Urge, por tanto, que se proceda a la reforma del modelo, algo en lo que ha coincidido Unidos Podemos a través de su diputada Yolanda Díaz, que ha responsabilizado a Montoro de provocar recortes en las comunidades y el ensanchamiento de las desigualdades.

Ha cuestionado la razón que en su momento esgrimió Mariano Rajoy para justificar que no se procediera hace dos años a la revisión del modelo, cuando dijo que "no era prioritario". Por ello, se ha preguntado si al PP no le parece prioritario cambiar un modelo que incide, por ejemplo, en la atención de enfermos de cáncer o en la apertura de escuelas.
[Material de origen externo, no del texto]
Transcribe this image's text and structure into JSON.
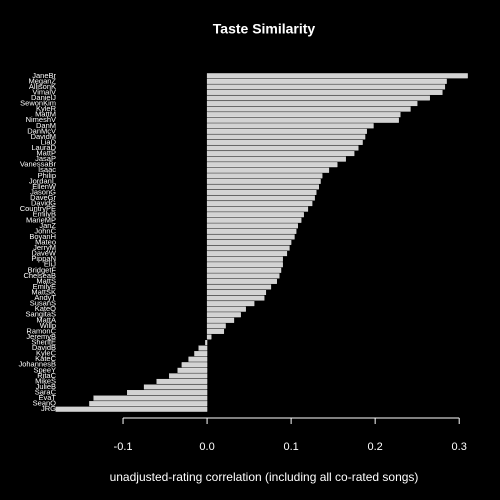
{
  "chart_data": {
    "type": "barh",
    "title": "Taste Similarity",
    "x_label": "unadjusted-rating correlation (including all co-rated songs)",
    "categories": [
      "JaneBr",
      "MeganZ",
      "AllisonK",
      "VimalV",
      "DanielJ",
      "SewonKim",
      "KyleR",
      "MattM",
      "NimeshV",
      "DanM",
      "DanMcV",
      "DavidM",
      "LiaD",
      "LauraD",
      "MattP",
      "JasaP",
      "VanessaBr",
      "Isaac",
      "Philip",
      "JordanL",
      "EllenW",
      "JasonG",
      "DaveGr",
      "DavidG",
      "CountryPE",
      "EmilyB",
      "MarieMP",
      "JanZ",
      "JohnC",
      "BoyanH",
      "Mateo",
      "JerryM",
      "DaveW",
      "PippaN",
      "EliJ",
      "BridgetF",
      "ChelseaB",
      "MattS",
      "EmilyE",
      "MattSK",
      "AndyT",
      "SusanS",
      "KateO",
      "SangitaS",
      "MattA",
      "Willp",
      "RamonC",
      "JeremyB",
      "SherifE",
      "DavidB",
      "KyleC",
      "KateC",
      "JohannesB",
      "SpeeY",
      "RitaC",
      "MikeS",
      "JulieB",
      "SaraC",
      "EvaT",
      "SeanO",
      "JRG"
    ],
    "values": [
      0.31,
      0.285,
      0.283,
      0.28,
      0.265,
      0.25,
      0.242,
      0.23,
      0.228,
      0.198,
      0.19,
      0.188,
      0.185,
      0.18,
      0.175,
      0.165,
      0.155,
      0.145,
      0.137,
      0.135,
      0.133,
      0.13,
      0.128,
      0.125,
      0.12,
      0.115,
      0.112,
      0.108,
      0.106,
      0.104,
      0.1,
      0.098,
      0.095,
      0.09,
      0.09,
      0.088,
      0.086,
      0.083,
      0.076,
      0.07,
      0.068,
      0.056,
      0.046,
      0.04,
      0.032,
      0.022,
      0.02,
      0.005,
      -0.002,
      -0.01,
      -0.015,
      -0.022,
      -0.03,
      -0.035,
      -0.045,
      -0.06,
      -0.075,
      -0.095,
      -0.135,
      -0.14,
      -0.18
    ],
    "color": "#d3d3d3",
    "xlim": [
      -0.2,
      0.32
    ],
    "xticks": [
      -0.1,
      {
        "value": 0,
        "label": "0.0"
      },
      0.1,
      0.2,
      0.3
    ]
  }
}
El PP, con todo, ha apoyado la iniciativa, aunque eso no ha evitado que los socialistas tuvieran que oír las críticas del diputado José Antonio Nieto, que se ha preguntado a qué viene este "toque de masoquismo" del PSOE y sus ganas de "remover una y otra vez uno de los mayores espantajos de la herencia de Zapatero", como es el sistema de financiación.

Según su versión, "se ha conseguido aumentar la financiación a pesar de las dificultades económicas en un momento terrible, así que no cuela el relato".
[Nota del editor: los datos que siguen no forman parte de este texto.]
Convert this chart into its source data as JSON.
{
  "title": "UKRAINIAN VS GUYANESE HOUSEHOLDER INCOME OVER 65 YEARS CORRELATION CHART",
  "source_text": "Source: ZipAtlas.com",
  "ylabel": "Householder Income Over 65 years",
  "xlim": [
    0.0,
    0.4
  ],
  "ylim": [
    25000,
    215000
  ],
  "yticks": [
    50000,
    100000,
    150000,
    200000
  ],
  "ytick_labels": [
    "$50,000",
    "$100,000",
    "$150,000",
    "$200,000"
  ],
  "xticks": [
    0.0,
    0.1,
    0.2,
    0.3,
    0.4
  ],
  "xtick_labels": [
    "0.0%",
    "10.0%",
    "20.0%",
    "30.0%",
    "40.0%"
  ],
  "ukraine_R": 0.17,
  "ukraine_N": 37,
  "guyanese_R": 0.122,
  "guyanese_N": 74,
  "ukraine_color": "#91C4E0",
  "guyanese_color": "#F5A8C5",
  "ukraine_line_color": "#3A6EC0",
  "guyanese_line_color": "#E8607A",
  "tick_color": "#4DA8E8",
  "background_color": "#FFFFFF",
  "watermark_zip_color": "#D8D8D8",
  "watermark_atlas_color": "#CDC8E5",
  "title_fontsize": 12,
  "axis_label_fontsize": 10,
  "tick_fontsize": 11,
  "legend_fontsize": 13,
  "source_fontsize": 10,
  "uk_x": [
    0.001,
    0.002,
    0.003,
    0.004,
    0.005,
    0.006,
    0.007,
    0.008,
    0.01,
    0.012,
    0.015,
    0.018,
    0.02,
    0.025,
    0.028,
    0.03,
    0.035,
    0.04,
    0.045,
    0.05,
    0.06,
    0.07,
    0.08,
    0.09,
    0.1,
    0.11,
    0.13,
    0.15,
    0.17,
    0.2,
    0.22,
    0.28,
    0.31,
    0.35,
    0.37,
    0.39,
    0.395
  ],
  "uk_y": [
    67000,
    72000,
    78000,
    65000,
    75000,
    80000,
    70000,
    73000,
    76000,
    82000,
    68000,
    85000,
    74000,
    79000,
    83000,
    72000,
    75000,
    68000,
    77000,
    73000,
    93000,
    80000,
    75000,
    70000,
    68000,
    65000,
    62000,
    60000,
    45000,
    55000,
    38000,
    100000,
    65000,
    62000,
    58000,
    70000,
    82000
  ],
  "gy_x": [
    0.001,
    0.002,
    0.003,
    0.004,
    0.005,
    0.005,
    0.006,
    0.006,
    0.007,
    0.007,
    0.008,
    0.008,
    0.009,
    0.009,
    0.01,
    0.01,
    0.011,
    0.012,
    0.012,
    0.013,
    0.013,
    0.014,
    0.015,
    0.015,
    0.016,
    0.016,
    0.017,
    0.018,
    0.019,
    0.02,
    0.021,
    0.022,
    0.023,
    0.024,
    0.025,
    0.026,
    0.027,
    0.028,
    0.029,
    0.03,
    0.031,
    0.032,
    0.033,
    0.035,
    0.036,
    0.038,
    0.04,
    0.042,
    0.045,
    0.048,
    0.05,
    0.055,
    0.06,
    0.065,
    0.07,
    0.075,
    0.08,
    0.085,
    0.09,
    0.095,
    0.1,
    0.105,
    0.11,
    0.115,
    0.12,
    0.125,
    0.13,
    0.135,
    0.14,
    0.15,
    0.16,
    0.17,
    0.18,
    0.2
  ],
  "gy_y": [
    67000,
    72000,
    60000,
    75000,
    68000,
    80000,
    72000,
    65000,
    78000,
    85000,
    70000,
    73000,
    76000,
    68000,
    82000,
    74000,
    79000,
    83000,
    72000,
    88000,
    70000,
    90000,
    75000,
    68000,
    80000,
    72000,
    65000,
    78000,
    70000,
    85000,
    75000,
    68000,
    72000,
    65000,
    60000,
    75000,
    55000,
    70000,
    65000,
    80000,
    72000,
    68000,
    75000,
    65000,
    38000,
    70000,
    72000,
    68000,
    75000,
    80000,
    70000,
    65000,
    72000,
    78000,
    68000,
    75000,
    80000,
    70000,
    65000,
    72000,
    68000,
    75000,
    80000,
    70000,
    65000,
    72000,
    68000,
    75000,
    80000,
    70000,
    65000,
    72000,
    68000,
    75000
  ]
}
También ha contado con el plácet de Ciudadanos, pese a que su diputado Francisco de la Torre ha coincidido con el PP en quejarse de que este asunto se haya llevado varias veces al Congreso en los últimos nueve meses.

De la Torre, no obstante, ha acusado al PP de no haberse preocupado de poner en marcha un nuevo sistema pese a que el actual es insuficiente, a la vez que criticaba a las comunidades por no cumplir los objetivos déficit.

Las opiniones han estado divididas en el grupo mixto, ya que mientras algunos como Joan Baldoví (Compromís), Ana Oramas (CC) o Pedro Quevedo (Nueva Canarias) han manifestado su respaldo sin fisuras a la propuesta, otros como Ferran Bel (PDECat) o Marian Beitialarrangoitia (EH Bildu) han sido más ambiguos.